I have a thing for fried rice, but I also have a thing for my body & too much fried rice (or fried anything for that matter) doesn’t exactly help with the ab situation…so, I’ve been experimenting with cauliflower fried rice & I totally nailed it with this recipe.
(And by “nailed it” I mean this literally tasted no different from the vegan fried rice I order in!)
THIS CONTAINS (basically) NOTHING BUT VEGGIES!
This is my new favorite dish. My Guilt Free Gluten-Free Vegan Fried Rice replacement.

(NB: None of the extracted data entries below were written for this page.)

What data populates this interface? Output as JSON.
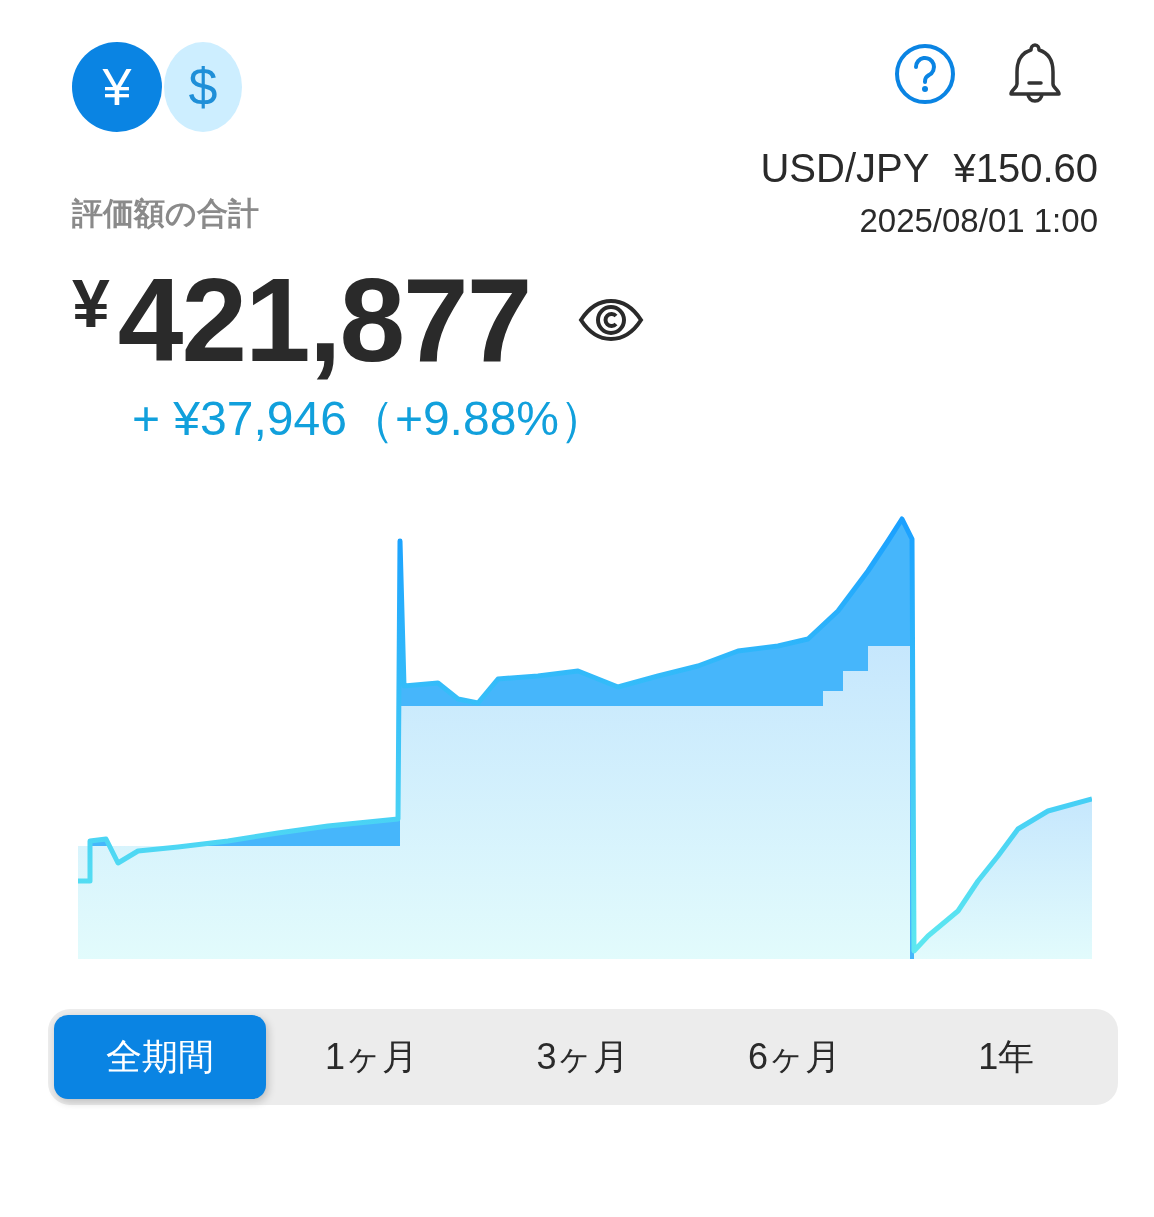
{
  "currency_toggle": [
    {
      "symbol": "¥",
      "selected": true
    },
    {
      "symbol": "$",
      "selected": false
    }
  ],
  "rate": {
    "pair": "USD/JPY",
    "value": "¥150.60",
    "timestamp": "2025/08/01 1:00"
  },
  "total": {
    "label": "評価額の合計",
    "currency": "¥",
    "amount": "421,877",
    "change": "+ ¥37,946（+9.88%）"
  },
  "periods": [
    {
      "label": "全期間",
      "selected": true
    },
    {
      "label": "1ヶ月",
      "selected": false
    },
    {
      "label": "3ヶ月",
      "selected": false
    },
    {
      "label": "6ヶ月",
      "selected": false
    },
    {
      "label": "1年",
      "selected": false
    }
  ]
}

I don’t even miss regular fried rice.
What you’ll need:
- 1 medium-sized head of organic cauliflower OR Trader Joes has a bag of cauliflower already grated into small pieces that are rice sized! Brilliant!
- 1 Organic Yellow or Orange Bell Pepper
- 4 Organic Mushrooms
- 1 Organic Carrot
- 1 – 2 Cups of Chopped Organic Broccoli
- 1/2 Cup of Shelled Edamame (Trader Joes has them shelled & ready to go on their frozen isle!)
- Sesame Seeds
- Himalayan Pink Salt & Fresh Ground Pepper
- Garlic Powder
- Sesame Oil
- Organic Gluten-Free Soy Sauce
- Braggs Amino Acid Spray
- Organic Extra Virgin Olive Oil
What To Do:
- If you are using frozen edamame thaw them out first. Chop all veggies into small pieces (size is totally up to you) & if you are not using the Trader Joes cauliflower fried rice package then you need to prepare your cauliflower! To do this, start by cutting the head of cauliflower in half & then into quarters through the core then run your knife between the florets & the stem to cut them stem out. Cut any remaining stem from the florets & as you do this it should begin to crumble, use your hands to create smaller pieces, then set aside
- In a non-stick pan, heat a 1/2 TBS of olive oil on medium heat & add all of your veggies, except for the mushrooms (those cook quite quickly so you can add those in towards the end)
- Sauté veggies until they begin to soften & get some color, seasoning them with your garlic powder, salt & pepper (season based on your own taste)
- Once the veggies are soft, add in your cauliflower rice mixing it all together
- VERY LIGHTLY drizzle sesame oil over everything, sesame oil tends to be very potent so you really don’t need a lot! Now add in your mushrooms
- This is totally optional, but I sprayed some Bragg Liquid Amino Acids (soy sauce alternative) over everything to cut down on the soy sauce I used
- Sprinkle sesame seeds as you continue to cook everything
- Drizzle some soy sauce & continue to cook, mixing periodically
- You’ll know when its done as everything will look evenly cooked & your mushrooms should be fully cooked now too!